Elizabeth Banks's new movie, Call Jane, the fictionalized story of the real-life women who worked underground in the years before abortion was legal to help women obtain the procedure safely, couldn't be better suited for this moment. Not that she wanted it to be that way.
"I think the film coming out now feels maybe like there's a greater responsibility on it," she tells Yahoo Entertainment. "However we made the movie knowing that there were what we call abortion healthcare deserts all across America already. So in places like Louisiana, Alabama, Mississippi, millions of women have to already travel so far for abortion healthcare that it really felt like the, the post-, overturning Roe world already existed for millions of women in this country."
Call Jane was filmed last year, before the court ruled, on June 24, to overturn Roe, which revoked the federal Constitutional right to abortion, via a ruling in the case of Dobbs v. Jackson Women's Health Organization. Since then, more than a dozen states have completely banned the procedure, even in cases of rape or incest.
"It's a dangerous future that we're looking at," Banks says.
The Phyllis Nagy-directed project depicts Banks as Joy, an expectant married woman living in an America before abortions were legalized in the Supreme Court's 1973 decision in Roe v. Wade. Joy, who Banks describes as "very judgmental and closed-off" early in the film, turns to the Janes in desperation, after an all-male panel decides that she can't terminate a pregnancy that her doctor says is threatening her life. After seeking help from the group, Joy has a "political awakening" and decides to join them in helping others in the situation she once faced, even as she feels the need to hide it from her husband, Will. He's played by Chris Messina.
One of her co-stars in the film, Sigourney Weaver, who plays Virginia, the leader of the Janes, recalls well the real-life world before 1973.

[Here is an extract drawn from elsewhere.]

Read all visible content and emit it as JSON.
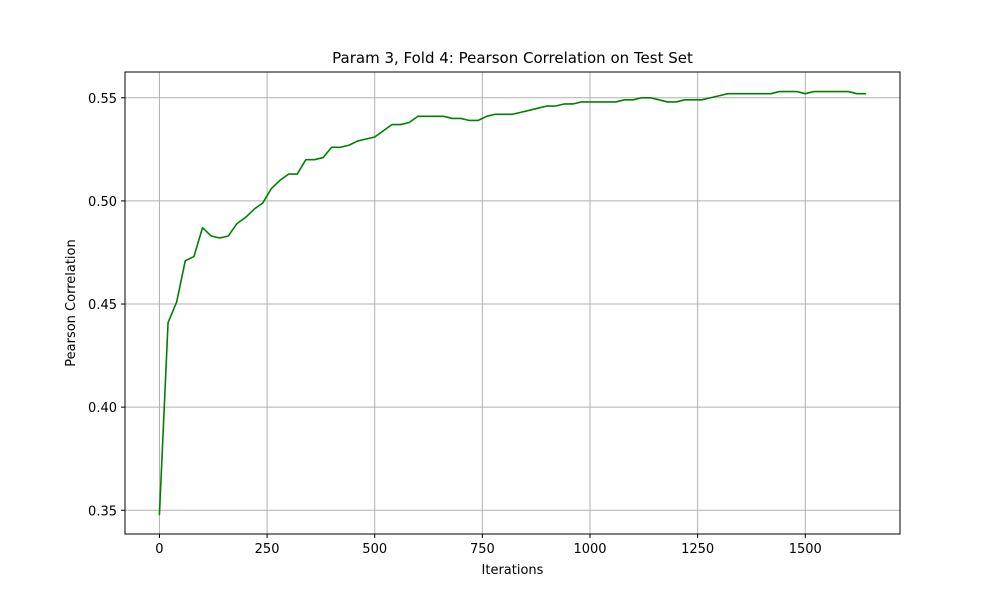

"Having been alive during that time, I felt that Roe vs. Wade released women to live their lives, to make choices, to have careers, to choose when to have a family or if to have a family," Weaver says. "And, it was very important to be part of that, cause I remember those bad old days and we don't wanna go back to them."
The Oscar-nominated star of Working Girl says the movie emphasizes the "need for sisterhood, for women helping women and women believing in our power to go beyond the Dobbs decision."
In the movie, Virginia finds common ground with Joy, something Banks hopes that the movie inspires others to do.
"It's very relatable to be quite judgmental of people before you have to walk in their shoes," Banks says. "And one of the things that Joy, this character learns, and I think a lot of women learn, is that you may think you are never gonna have to seek abortion healthcare. And this movie invites people to be a lot more empathetic to those who do need to seek abortion healthcare. It may not be you, but be a little more understanding and less judgmental of those who do, because as long as there are pregnant people in the world, there're gonna be people who don't want to be pregnant for various reasons."
Call Jane arrives in theaters Friday, Oct. 28.